Kann ein Kind mit 14 entscheiden wo es leben möchte? Hat das Kind das 14. Lebensjahr vollendet, ist das Gericht zumindest gesetzlich dazu verpflichtet, das Kind persönlich anzuhören (§ 159 Abs. I FamFG). Für die Frage, ob ein Kind mit 14 entscheiden kann, wo es leben möchte, ist der in der Anhörung geäußerte Wille aber nicht allein entscheidend.

Hat das Kind das 14. Lebensjahr noch nicht vollendet, steht es im Ermessen des Familiengerichts, das Kind trotzdem persönlich anzuhören. Je nachdem, wie der Entwicklungsstand des Kindes ist, kann auch eine persönliche Anhörung unterhalb dieser Altersgrenze sinnvoll sein.

Voraussetzung ist, dass

  • die Neigungen,
  • Bindungen
  • oder der Wille des Kindes

für die Entscheidung von Bedeutung sind oder eine persönliche Anhörung aus sonstigen Gründen angezeigt ist (§ 159 Abs. II FamFG). Dabei ist die persönliche Anhörung umso wichtiger, je älter das Kind ist. Die Rechtsprechung sieht im Einzelfall bereits ab dem dritten Lebensjahr eine persönliche Anhörung als geboten an. Auch wenn Kleinkinder die Gegebenheiten noch nicht eigenständig beurteilen können, kann ein Familiengericht Wünsche und Vorlieben feststellen und in seine Entscheidung einfließen lassen.

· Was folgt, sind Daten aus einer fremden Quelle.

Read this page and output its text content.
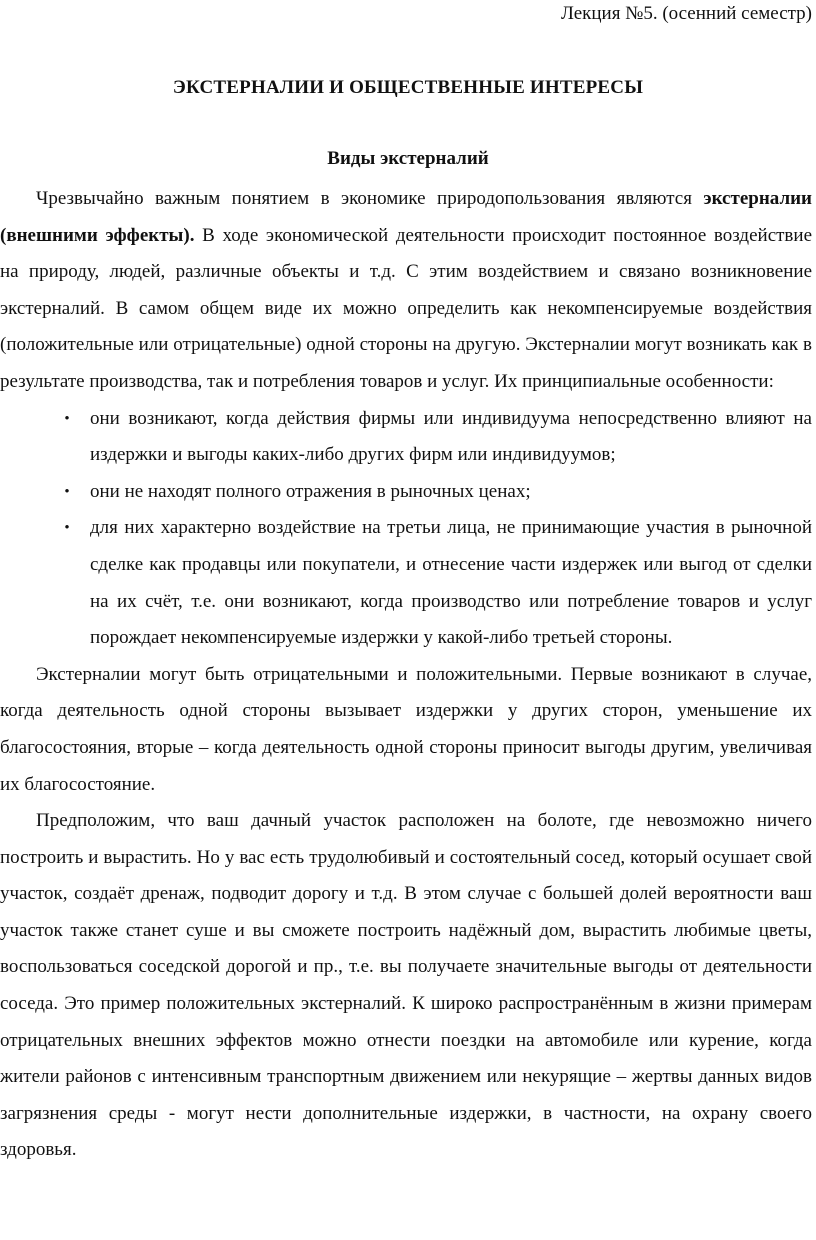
Лекция №5. (осенний семестр)
ЭКСТЕРНАЛИИ И ОБЩЕСТВЕННЫЕ ИНТЕРЕСЫ
Виды экстерналий

Чрезвычайно важным понятием в экономике природопользования являются экстерналии (внешними эффекты). В ходе экономической деятельности происходит постоянное воздействие на природу, людей, различные объекты и т.д. С этим воздействием и связано возникновение экстерналий. В самом общем виде их можно определить как некомпенсируемые воздействия (положительные или отрицательные) одной стороны на другую. Экстерналии могут возникать как в результате производства, так и потребления товаров и услуг. Их принципиальные особенности:

• они возникают, когда действия фирмы или индивидуума непосредственно влияют на издержки и выгоды каких-либо других фирм или индивидуумов;
• они не находят полного отражения в рыночных ценах;
• для них характерно воздействие на третьи лица, не принимающие участия в рыночной сделке как продавцы или покупатели, и отнесение части издержек или выгод от сделки на их счёт, т.е. они возникают, когда производство или потребление товаров и услуг порождает некомпенсируемые издержки у какой-либо третьей стороны.

Экстерналии могут быть отрицательными и положительными. Первые возникают в случае, когда деятельность одной стороны вызывает издержки у других сторон, уменьшение их благосостояния, вторые – когда деятельность одной стороны приносит выгоды другим, увеличивая их благосостояние.

Предположим, что ваш дачный участок расположен на болоте, где невозможно ничего построить и вырастить. Но у вас есть трудолюбивый и состоятельный сосед, который осушает свой участок, создаёт дренаж, подводит дорогу и т.д. В этом случае с большей долей вероятности ваш участок также станет суше и вы сможете построить надёжный дом, вырастить любимые цветы, воспользоваться соседской дорогой и пр., т.е. вы получаете значительные выгоды от деятельности соседа. Это пример положительных экстерналий. К широко распространённым в жизни примерам отрицательных внешних эффектов можно отнести поездки на автомобиле или курение, когда жители районов с интенсивным транспортным движением или некурящие – жертвы данных видов загрязнения среды - могут нести дополнительные издержки, в частности, на охрану своего здоровья.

Im Mittelpunkt steht stets das Kindeswohl. Das Interesse der Eltern rückt in den Hintergrund. Oft sind beide Aspekte eng miteinander verbunden und beeinflussen sich gegenseitig. Dabei muss der Wille des Kindes nicht unbedingt dem Kindeswohl entsprechen. Ist das Kindeswohl zu beurteilen, ist der eigene Wunsch des Kindes nur ein Kriterium von mehreren. Möchte das Kind also zum anderen Elternteil ziehen, ist sein Wille wichtig, aber nicht allein entscheidend.

Die Rechtsprechung stellt dazu auf eine Reihe von Kriterien ab:

  • Ist der betreuende Elternteil erziehungsgeeignet?
  • Wie ist die Bindung des Kindes zum jeweiligen Elternteil?
  • Spricht die Kontinuität dafür, dass das Kind in seiner vertrauten Umgebung verbleibt?
  • Welche Wünsche äußert das Kind?
  • Sind die Wünsche des Kindes nachvollziehbar?
  • Bestehen Anzeichen, dass ein Elternteil das Kind in seinem Sinne beeinflusst?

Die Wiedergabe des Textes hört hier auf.